川崎重工、人共存型双腕スカラロボットによる自動検温システムをカワサキワールドに設置

   川崎重工業は6月2日、神戸海洋博物館/カワサキワールドに、同社の人共存型双腕スカラロボット「duAro2」(デュアロ・ツー)による自動検温システムを新たに開発し、設置したと発表した。

 神戸海洋博物館/カワサキワールドは、新型コロナウイルス感染拡大防止のため3月2日より休館していたが、6月2日の営業再開にあたり、来館者・運営スタッフの安全確保のため、すべての来館者に検温を実施する。

 設置したシステムは、双腕ロボットの右手に非接触型の温度センサーを取り付け、検温エリアに入った来館者がセンサーに額を近づけ、測定開始センサーの上に手を近づけると検温を開始する。

 体温が規定以下の場合は、入館可能の合図として左手で保持したバーが開いて入場できる。体温が規定以上の場合は、バーが開かず、係員を呼ぶ仕組みになっている。すべての作業は、センサーで感知して行い、係員と来館者が接触することがないため、新型コロナウイルスの感染防止に寄与する。

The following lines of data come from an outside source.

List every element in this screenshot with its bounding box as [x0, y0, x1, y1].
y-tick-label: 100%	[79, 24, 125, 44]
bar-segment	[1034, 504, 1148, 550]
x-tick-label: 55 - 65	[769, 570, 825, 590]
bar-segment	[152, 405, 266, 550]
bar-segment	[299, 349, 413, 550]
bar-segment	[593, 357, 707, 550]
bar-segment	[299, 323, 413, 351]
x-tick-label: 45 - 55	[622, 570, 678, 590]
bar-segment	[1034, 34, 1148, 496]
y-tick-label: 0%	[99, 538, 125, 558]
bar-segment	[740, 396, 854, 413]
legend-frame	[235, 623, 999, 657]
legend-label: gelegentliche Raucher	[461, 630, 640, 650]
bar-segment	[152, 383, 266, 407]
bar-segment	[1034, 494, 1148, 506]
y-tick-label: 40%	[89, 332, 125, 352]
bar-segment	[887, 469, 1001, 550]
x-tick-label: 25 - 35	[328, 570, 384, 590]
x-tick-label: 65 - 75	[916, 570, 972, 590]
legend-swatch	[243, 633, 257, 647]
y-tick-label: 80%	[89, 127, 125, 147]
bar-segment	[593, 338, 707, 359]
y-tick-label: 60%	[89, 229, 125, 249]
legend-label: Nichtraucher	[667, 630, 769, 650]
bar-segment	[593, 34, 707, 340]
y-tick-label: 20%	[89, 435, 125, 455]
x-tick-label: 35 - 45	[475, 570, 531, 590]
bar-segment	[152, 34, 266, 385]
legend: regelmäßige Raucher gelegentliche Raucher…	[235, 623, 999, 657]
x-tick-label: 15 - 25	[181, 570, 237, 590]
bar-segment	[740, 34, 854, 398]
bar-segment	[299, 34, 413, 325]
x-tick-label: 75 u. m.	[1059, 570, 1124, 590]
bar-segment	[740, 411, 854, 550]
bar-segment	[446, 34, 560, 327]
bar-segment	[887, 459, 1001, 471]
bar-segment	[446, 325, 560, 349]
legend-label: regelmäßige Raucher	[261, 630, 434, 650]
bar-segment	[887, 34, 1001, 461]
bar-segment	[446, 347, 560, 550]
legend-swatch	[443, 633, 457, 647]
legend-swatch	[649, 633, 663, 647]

 検温に使われる「duAro2」を含む「duAro」シリーズは、人との共存・協働作業が可能なロボットで、簡単にダイレクトティーチングが可能で実用性が高く様々な場面や作業において活用されている。また、アーム部分に柔らかな表面素材を使っているほか、万が一、動作中に人と接触しても衝突を検知して停止し、安全性にも配慮している。

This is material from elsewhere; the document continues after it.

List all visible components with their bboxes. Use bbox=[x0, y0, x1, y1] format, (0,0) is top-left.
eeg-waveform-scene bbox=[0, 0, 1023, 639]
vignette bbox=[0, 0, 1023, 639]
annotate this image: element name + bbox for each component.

 新型コロナウイルス発生後の社会では、人との接触を減らすことも必要となり、今後ますますロボットが果たす役割は大きくなると考えられる。

 川崎重工は、同社が保有するロボット技術や多彩な事業部門の技術シナジーを活かして、今回の自動検温システムによる感染防止対策などの医療分野をはじめ、各分野での社会課題の解決に取り組んでいく。

<カワサキワールドについて>

 カワサキワールドは、神戸海洋博物館内にある川崎重工グループの企業ミュージアム。2006年5月17日に開館し、同社グループの代表的な製品を「見て、触れて、楽しく学びかつ遊びながら『技術のすばらしさ』と『ものづくりの面白さ』を実感していただく」ことを目指している。

<人共存型双腕スカラロボット「duAro」について>

 同社初の人共存型双腕スカラロボットとして誕生した「duAro」シリーズは、人の両腕の動きをそのまま再現でき、人が行う作業を人一人分のスペースで簡単に置き換えることができる。使い易さを徹底的に追い求め、教示を簡単にして実用性を高めたほか、オプションでアーム本体とコントローラを分離することも可能なため、現場のレイアウトにより適した形で導入できる。さらに、衝突検知機能などの安全機能を装備しており、作業者のすぐ横に設置しても安心して共存作業を行える。準備時間や生産量の変動などで自動化が難しいと考えられてきた電気・電子業界、食品業界などの分野の自動化に貢献している。